So, I worked a bit more with Webflow today, and there’s a lot of weirdness going on. For instance styles you cannot see in the editor, that can only be seen when publishing the page and inspecting the elements. The container element, the one that gets class w-container, works this way.
It’s incredibly hard to teach non-technical people how to use Webflow with such hidden and inconsistent behavior. I highly recommend that you set the styles visible and editable on the default elements users pick from the Add Elements functionality. That means: When a user picks a Container it should be possible to reset ALL styles to make it a div. There’s no way, except for the container icon, to tell that it has container styling on different break points.
Not sure if anyone at Webflow reads this, but I guess some of the idea with this software is to give users who doesn’t know anything about DOM,html,css, etc to be able to build semantically correct and somewhat clean pages. By e.g. mixing Section with the <section>
tag it gets incredibly confusing, and hard, for our developers to teach non-technical people about the web.
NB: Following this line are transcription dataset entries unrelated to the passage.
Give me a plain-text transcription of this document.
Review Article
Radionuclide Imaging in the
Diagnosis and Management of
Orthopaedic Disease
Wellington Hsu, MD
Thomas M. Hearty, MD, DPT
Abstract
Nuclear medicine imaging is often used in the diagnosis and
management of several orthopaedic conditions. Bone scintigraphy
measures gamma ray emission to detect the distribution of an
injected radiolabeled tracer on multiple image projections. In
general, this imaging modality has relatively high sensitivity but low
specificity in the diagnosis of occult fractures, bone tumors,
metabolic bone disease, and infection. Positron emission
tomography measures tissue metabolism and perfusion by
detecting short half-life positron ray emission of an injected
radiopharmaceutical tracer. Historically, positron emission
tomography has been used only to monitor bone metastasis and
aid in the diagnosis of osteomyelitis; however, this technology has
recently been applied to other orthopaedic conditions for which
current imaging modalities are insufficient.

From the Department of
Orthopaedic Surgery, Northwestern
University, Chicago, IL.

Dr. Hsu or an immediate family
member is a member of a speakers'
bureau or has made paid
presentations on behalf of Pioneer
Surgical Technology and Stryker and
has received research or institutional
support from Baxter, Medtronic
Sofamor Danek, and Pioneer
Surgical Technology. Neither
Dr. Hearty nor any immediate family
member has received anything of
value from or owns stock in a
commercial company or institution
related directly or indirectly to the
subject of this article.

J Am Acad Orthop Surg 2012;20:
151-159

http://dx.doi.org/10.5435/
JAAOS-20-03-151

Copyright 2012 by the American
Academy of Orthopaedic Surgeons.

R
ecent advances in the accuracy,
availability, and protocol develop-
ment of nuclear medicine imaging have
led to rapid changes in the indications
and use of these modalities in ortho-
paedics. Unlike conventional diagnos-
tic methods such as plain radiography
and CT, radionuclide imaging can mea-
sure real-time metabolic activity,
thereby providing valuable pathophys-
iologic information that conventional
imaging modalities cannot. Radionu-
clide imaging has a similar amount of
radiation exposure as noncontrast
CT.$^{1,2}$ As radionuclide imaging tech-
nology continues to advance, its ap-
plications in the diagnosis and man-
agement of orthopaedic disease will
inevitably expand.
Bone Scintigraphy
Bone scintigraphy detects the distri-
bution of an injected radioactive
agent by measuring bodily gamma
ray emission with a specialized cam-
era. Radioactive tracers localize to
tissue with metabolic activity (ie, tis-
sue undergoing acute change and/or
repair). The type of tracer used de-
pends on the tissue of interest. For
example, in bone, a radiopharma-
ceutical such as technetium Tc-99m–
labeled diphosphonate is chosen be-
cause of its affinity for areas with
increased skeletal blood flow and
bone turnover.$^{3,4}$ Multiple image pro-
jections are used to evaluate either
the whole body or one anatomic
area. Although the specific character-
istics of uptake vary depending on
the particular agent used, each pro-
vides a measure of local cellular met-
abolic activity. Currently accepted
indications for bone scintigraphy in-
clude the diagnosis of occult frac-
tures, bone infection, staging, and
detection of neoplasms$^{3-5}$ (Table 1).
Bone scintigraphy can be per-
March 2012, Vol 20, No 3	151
You should really aim to build this software much more like the element inspector in a browser and let users see the actual classes, styles instead of building a weird hybrid between Figma, PowerPoint and a webpage editor that use odd and confusing terminology. Your users aren’t stupid, even though they don’t know what a div is (yet). If you talk to them like smart people, they will quickly learn what a div is, and be able to communicate with more professional web developers.